|December 18, 2013|
Previously published on December 16, 2013
Rope v. Auto-Chlor System of Washington, Inc., No. B242003 (October 16, 2013): Recently, a California Court of Appeal held that a fired employee could proceed with a lawsuit in which he claimed that his employer discriminated against him based on his association with his disabled sister to whom he planned to donate a kidney.
Scott Rope was employed as a branch manager by Auto-Chlor System of Washington, Inc. since September 2010. When he was hired, he informed Auto-Chlor that in February 2011, he planned to donate a kidney to his disabled sister. In November 2010, Rope learned that he will be entitled to 30 days of paid leave for the transplant under a new law called the Michelle Maykin Memorial Donation Protection Act (DPA). Based on the DPA, which was scheduled to go into effect on January 1, 2011, Rope requested 30 days paid leave from Auto-Chlor’s regional manager who said he would “look into it.”
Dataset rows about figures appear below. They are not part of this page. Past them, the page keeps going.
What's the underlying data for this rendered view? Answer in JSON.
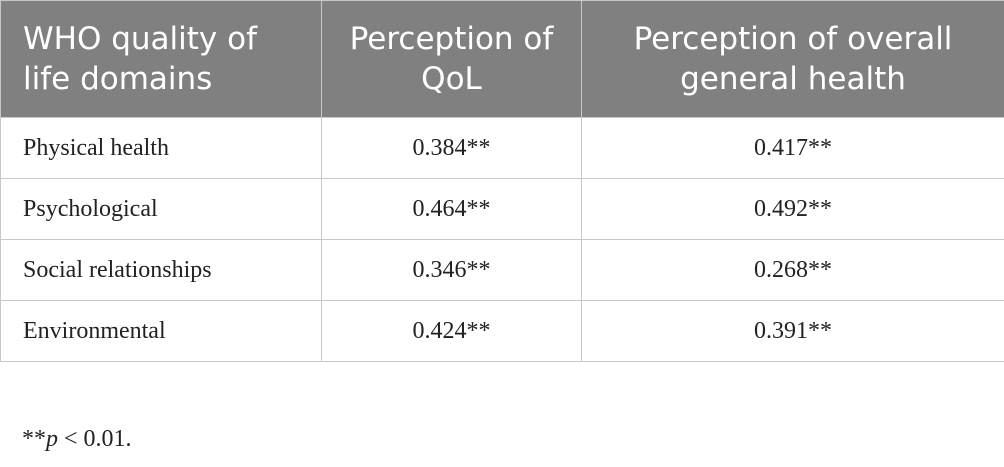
{
  "table": {
    "header": [
      "WHO quality of life domains",
      "Perception of QoL",
      "Perception of overall general health"
    ],
    "rows": [
      [
        "Physical health",
        "0.384**",
        "0.417**"
      ],
      [
        "Psychological",
        "0.464**",
        "0.492**"
      ],
      [
        "Social relationships",
        "0.346**",
        "0.268**"
      ],
      [
        "Environmental",
        "0.424**",
        "0.391**"
      ]
    ]
  },
  "footnote": {
    "marker": "**",
    "symbol": "p",
    "rest": " < 0.01."
  }
}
Rope continued to follow up with Auto-Chlor without getting a response. He also informed the company that depending on how the surgery and recovery went, it was possible that he would need some accommodations upon his return from leave. Despite Rope’s satisfactory performance reviews, Auto-Chlor terminated Rope’s employment for poor job performance on December 30, 2010—two days before the DPA went into effect. Rope sued Auto-Chlor, alleging multiple claims, including disability discrimination by association, failure to maintain a discrimination-free workplace, and a violation of the DPA.
The trial court dismissed the case for failure to state a claim. The California Court of Appeal affirmed some parts of the trial court’s decision, including the claim for violation of the DPA since the law had not yet gone into effect. However, the court held that Rope could proceed with his claim for association discrimination under the California Fair Employment and Housing Act (FEHA).
Because of a lack of California precedent on the issue of association discrimination, the court looked to a Seventh Circuit Court of Appeals case, Larimer v. International Business Machines Corp., which addressed association discrimination under the Americans with Disabilities Act. Using the “expense” theory under Larimer, the California Court of Appeal noted that there was a reasonable inference that Auto-Chlor terminated Rope’s employment in order to “avoid an expense stemming from Rope’s association with his physically disabled sister.” The court also allowed Rope to proceed with his claim of failure to provide a discrimination-free environment. The court stated that the claim can proceed as long as there is a viable discrimination claim to which it can attach. In this instance, the court found, Rope’s failure to provide a discrimination-free environment claim could attach to his association discrimination claim.
According to Dawn Knepper, a shareholder in the Orange County office of Ogletree Deakins: “Although Rope is a decision based on the pleadings, it is significant in that it exhibits the broad reach that FEHA provides to not just those with a disability, but also to the people with whom they are associated. Employers should train their front-line supervisors on the breadth of such protections so that they can be prepared to deal with employees who might otherwise not seem to fall in a protected category.”